Did Arcon really own the rights to DF-144 and the other patents that Fisher was supposed to file??? If the answer is NO, then this key asset is essentially worthless, plus the legal liabilities associated with Arcon (due to Fisher), plus all the shares issued for Arcon, plus extra legal difficulties in recovering money/shares.

Too many balls to juggle, divide and conquer, and in the end at a mininum MIDL shareholders will have a 'clean shell' with some cash (from the shares Fisher illegally sold) or the shares recovered.

Given the circumstances, the Midland Board of Directors acted in the best interests of the shareholders (whether or not all shareholders would agree). Assume the worst case scenario, no DF-144 rights, Arcon baggage, no revenue since no DF-144, shares issued for Arcon aquisition outstanding.

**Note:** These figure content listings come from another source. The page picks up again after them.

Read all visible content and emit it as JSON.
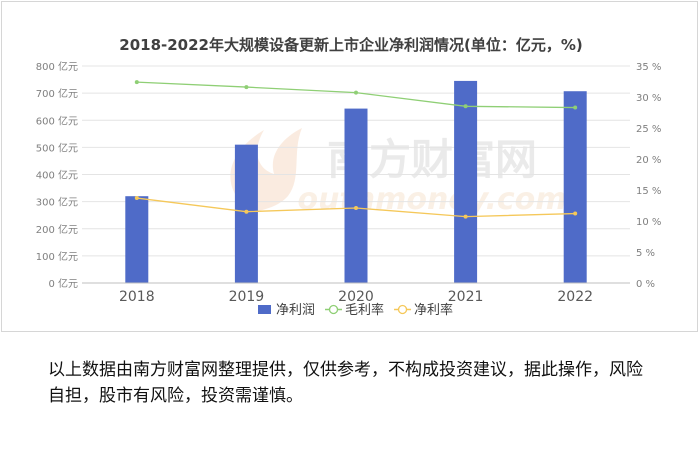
{
  "chart_data": {
    "type": "bar",
    "title": "2018-2022年大规模设备更新上市企业净利润情况(单位：亿元，%)",
    "categories": [
      "2018",
      "2019",
      "2020",
      "2021",
      "2022"
    ],
    "series": [
      {
        "name": "净利润",
        "type": "bar",
        "axis": "left",
        "color": "#4f6bc8",
        "values": [
          320,
          510,
          643,
          745,
          707
        ]
      },
      {
        "name": "毛利率",
        "type": "line",
        "axis": "right",
        "color": "#8fcf75",
        "values": [
          32.4,
          31.6,
          30.7,
          28.5,
          28.3
        ]
      },
      {
        "name": "净利率",
        "type": "line",
        "axis": "right",
        "color": "#f5c85a",
        "values": [
          13.7,
          11.5,
          12.1,
          10.7,
          11.2
        ]
      }
    ],
    "y_left": {
      "min": 0,
      "max": 800,
      "step": 100,
      "unit": " 亿元"
    },
    "y_right": {
      "min": 0,
      "max": 35,
      "step": 5,
      "unit": " %"
    },
    "grid": true,
    "legend": "bottom"
  },
  "watermark": {
    "cn": "南方财富网",
    "en": "outhmoney.com"
  },
  "disclaimer": "以上数据由南方财富网整理提供，仅供参考，不构成投资建议，据此操作，风险自担，股市有风险，投资需谨慎。"
}
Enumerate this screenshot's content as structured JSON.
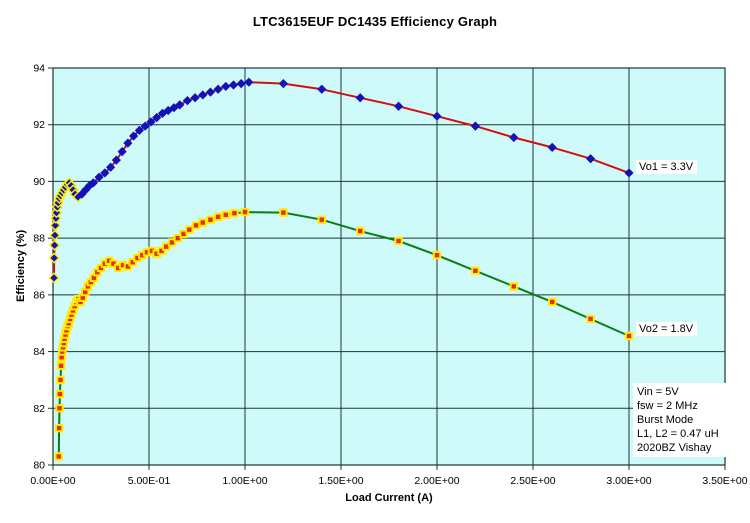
{
  "title": "LTC3615EUF DC1435 Efficiency Graph",
  "chart_data": {
    "type": "line",
    "title": "LTC3615EUF DC1435 Efficiency Graph",
    "xlabel": "Load Current (A)",
    "ylabel": "Efficiency (%)",
    "xlim": [
      0,
      3.5
    ],
    "ylim": [
      80,
      94
    ],
    "grid": true,
    "legend_position": "inline-right",
    "plot_bg_color": "#cffafa",
    "grid_color": "#1c3535",
    "x_tick_labels": [
      "0.00E+00",
      "5.00E-01",
      "1.00E+00",
      "1.50E+00",
      "2.00E+00",
      "2.50E+00",
      "3.00E+00",
      "3.50E+00"
    ],
    "x_tick_values": [
      0,
      0.5,
      1.0,
      1.5,
      2.0,
      2.5,
      3.0,
      3.5
    ],
    "y_tick_values": [
      80,
      82,
      84,
      86,
      88,
      90,
      92,
      94
    ],
    "series": [
      {
        "name": "Vo1 = 3.3V",
        "label": "Vo1 = 3.3V",
        "marker": "diamond",
        "marker_color": "#1212b8",
        "marker_halo_color": "#ffee00",
        "marker_halo_max_x": 0.14,
        "line_color": "#d01010",
        "points": [
          [
            0.005,
            86.6
          ],
          [
            0.006,
            87.3
          ],
          [
            0.008,
            87.75
          ],
          [
            0.01,
            88.1
          ],
          [
            0.012,
            88.45
          ],
          [
            0.015,
            88.7
          ],
          [
            0.018,
            88.9
          ],
          [
            0.022,
            89.1
          ],
          [
            0.027,
            89.25
          ],
          [
            0.033,
            89.4
          ],
          [
            0.04,
            89.5
          ],
          [
            0.048,
            89.6
          ],
          [
            0.056,
            89.7
          ],
          [
            0.065,
            89.8
          ],
          [
            0.075,
            89.9
          ],
          [
            0.085,
            89.95
          ],
          [
            0.095,
            89.85
          ],
          [
            0.105,
            89.7
          ],
          [
            0.115,
            89.55
          ],
          [
            0.13,
            89.45
          ],
          [
            0.15,
            89.55
          ],
          [
            0.17,
            89.7
          ],
          [
            0.19,
            89.85
          ],
          [
            0.21,
            89.95
          ],
          [
            0.24,
            90.15
          ],
          [
            0.27,
            90.3
          ],
          [
            0.3,
            90.5
          ],
          [
            0.33,
            90.75
          ],
          [
            0.36,
            91.05
          ],
          [
            0.39,
            91.35
          ],
          [
            0.42,
            91.6
          ],
          [
            0.45,
            91.8
          ],
          [
            0.48,
            91.95
          ],
          [
            0.51,
            92.1
          ],
          [
            0.54,
            92.25
          ],
          [
            0.57,
            92.4
          ],
          [
            0.6,
            92.5
          ],
          [
            0.63,
            92.6
          ],
          [
            0.66,
            92.7
          ],
          [
            0.7,
            92.85
          ],
          [
            0.74,
            92.95
          ],
          [
            0.78,
            93.05
          ],
          [
            0.82,
            93.15
          ],
          [
            0.86,
            93.25
          ],
          [
            0.9,
            93.35
          ],
          [
            0.94,
            93.4
          ],
          [
            0.98,
            93.45
          ],
          [
            1.02,
            93.5
          ],
          [
            1.2,
            93.45
          ],
          [
            1.4,
            93.25
          ],
          [
            1.6,
            92.95
          ],
          [
            1.8,
            92.65
          ],
          [
            2.0,
            92.3
          ],
          [
            2.2,
            91.95
          ],
          [
            2.4,
            91.55
          ],
          [
            2.6,
            91.2
          ],
          [
            2.8,
            90.8
          ],
          [
            3.0,
            90.3
          ]
        ]
      },
      {
        "name": "Vo2 = 1.8V",
        "label": "Vo2 = 1.8V",
        "marker": "square",
        "marker_color": "#e62e00",
        "marker_edge_color": "#ffec00",
        "line_color": "#0b7d12",
        "points": [
          [
            0.03,
            80.3
          ],
          [
            0.032,
            81.3
          ],
          [
            0.034,
            82.0
          ],
          [
            0.036,
            82.5
          ],
          [
            0.039,
            83.0
          ],
          [
            0.042,
            83.5
          ],
          [
            0.045,
            83.8
          ],
          [
            0.048,
            84.0
          ],
          [
            0.052,
            84.15
          ],
          [
            0.056,
            84.3
          ],
          [
            0.06,
            84.45
          ],
          [
            0.065,
            84.6
          ],
          [
            0.07,
            84.75
          ],
          [
            0.076,
            84.9
          ],
          [
            0.082,
            85.0
          ],
          [
            0.089,
            85.15
          ],
          [
            0.096,
            85.3
          ],
          [
            0.104,
            85.45
          ],
          [
            0.113,
            85.6
          ],
          [
            0.122,
            85.75
          ],
          [
            0.132,
            85.85
          ],
          [
            0.143,
            85.75
          ],
          [
            0.155,
            85.9
          ],
          [
            0.168,
            86.1
          ],
          [
            0.182,
            86.3
          ],
          [
            0.197,
            86.45
          ],
          [
            0.213,
            86.6
          ],
          [
            0.231,
            86.8
          ],
          [
            0.25,
            86.95
          ],
          [
            0.27,
            87.1
          ],
          [
            0.292,
            87.2
          ],
          [
            0.315,
            87.1
          ],
          [
            0.34,
            86.95
          ],
          [
            0.365,
            87.05
          ],
          [
            0.39,
            87.0
          ],
          [
            0.415,
            87.15
          ],
          [
            0.44,
            87.3
          ],
          [
            0.465,
            87.4
          ],
          [
            0.49,
            87.5
          ],
          [
            0.515,
            87.55
          ],
          [
            0.54,
            87.45
          ],
          [
            0.565,
            87.55
          ],
          [
            0.59,
            87.7
          ],
          [
            0.62,
            87.85
          ],
          [
            0.65,
            88.0
          ],
          [
            0.68,
            88.15
          ],
          [
            0.71,
            88.3
          ],
          [
            0.745,
            88.45
          ],
          [
            0.78,
            88.55
          ],
          [
            0.82,
            88.65
          ],
          [
            0.86,
            88.75
          ],
          [
            0.9,
            88.82
          ],
          [
            0.945,
            88.88
          ],
          [
            1.0,
            88.92
          ],
          [
            1.2,
            88.9
          ],
          [
            1.4,
            88.65
          ],
          [
            1.6,
            88.25
          ],
          [
            1.8,
            87.9
          ],
          [
            2.0,
            87.4
          ],
          [
            2.2,
            86.85
          ],
          [
            2.4,
            86.3
          ],
          [
            2.6,
            85.75
          ],
          [
            2.8,
            85.15
          ],
          [
            3.0,
            84.55
          ]
        ]
      }
    ],
    "annotation": {
      "lines": [
        "Vin = 5V",
        "fsw = 2 MHz",
        "Burst Mode",
        "L1, L2 = 0.47 uH",
        "2020BZ Vishay"
      ]
    }
  }
}
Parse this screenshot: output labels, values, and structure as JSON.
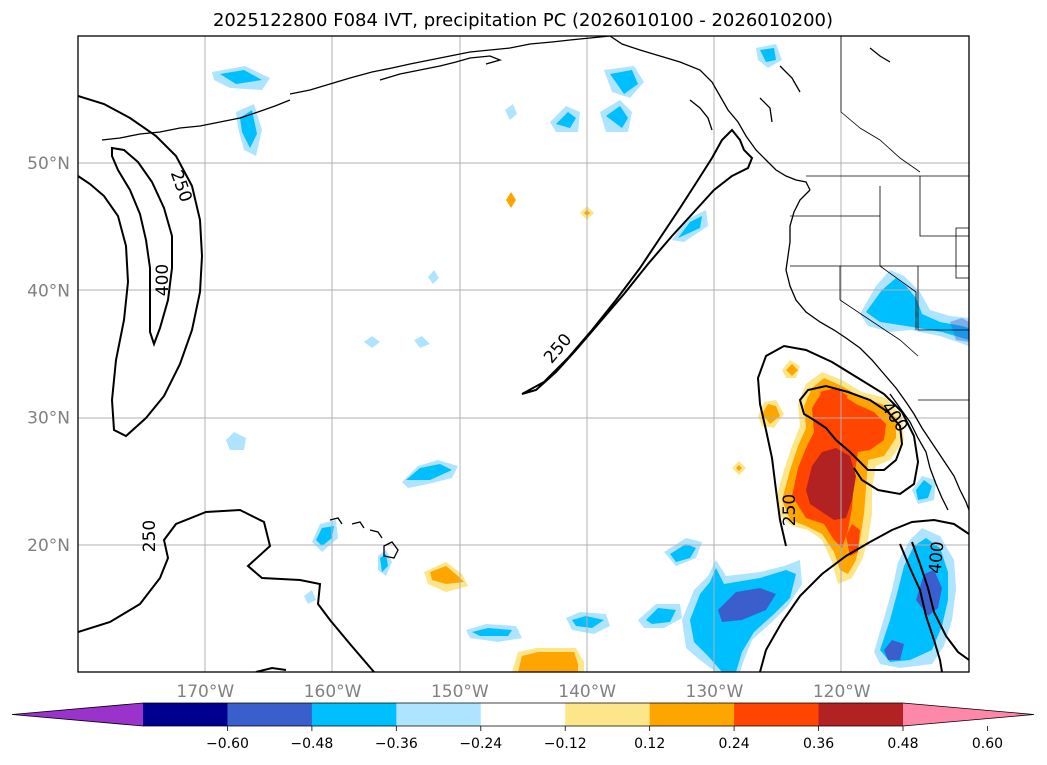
{
  "chart_data": {
    "type": "filled-contour-map",
    "title": "2025122800 F084 IVT, precipitation PC (2026010100 - 2026010200)",
    "lon_range": [
      -180,
      -110
    ],
    "lat_range": [
      10,
      60
    ],
    "lat_ticks": [
      {
        "value": 20,
        "label": "20°N"
      },
      {
        "value": 30,
        "label": "30°N"
      },
      {
        "value": 40,
        "label": "40°N"
      },
      {
        "value": 50,
        "label": "50°N"
      }
    ],
    "lon_ticks": [
      {
        "value": -170,
        "label": "170°W"
      },
      {
        "value": -160,
        "label": "160°W"
      },
      {
        "value": -150,
        "label": "150°W"
      },
      {
        "value": -140,
        "label": "140°W"
      },
      {
        "value": -130,
        "label": "130°W"
      },
      {
        "value": -120,
        "label": "120°W"
      }
    ],
    "colorbar": {
      "levels": [
        "−0.60",
        "−0.48",
        "−0.36",
        "−0.24",
        "−0.12",
        "0.12",
        "0.24",
        "0.36",
        "0.48",
        "0.60"
      ],
      "colors": [
        "#9933cc",
        "#000090",
        "#3a5fcd",
        "#00bfff",
        "#aee4ff",
        "#ffffff",
        "#fde68a",
        "#ffa500",
        "#ff4500",
        "#b22222",
        "#ff88aa"
      ]
    },
    "ivt_contour_labels": [
      "250",
      "400",
      "250",
      "250",
      "250",
      "400",
      "400"
    ],
    "grid": true
  }
}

Seems like a crappy deal for MIDL shareholders to me, and the Board of Directors primary responsibility is to protect shareholders interests at all times.

Best case scenario:
#1: MIDL shell gets cleaned up, and can aquire another company, but this time do background checks on all involved before agreeing to merger (as well as other things).
#2: Spriggs has documentation to prove that he has the DF-144 rights (and/or somehow extracts them from Arcon & it's baggage).
#3: MIDL aquires Spriggs cleaned up company.

#1 is a certainty, and MIDL can find another aquisition (that is better, on the level of DF-144, or something) that will generate profits.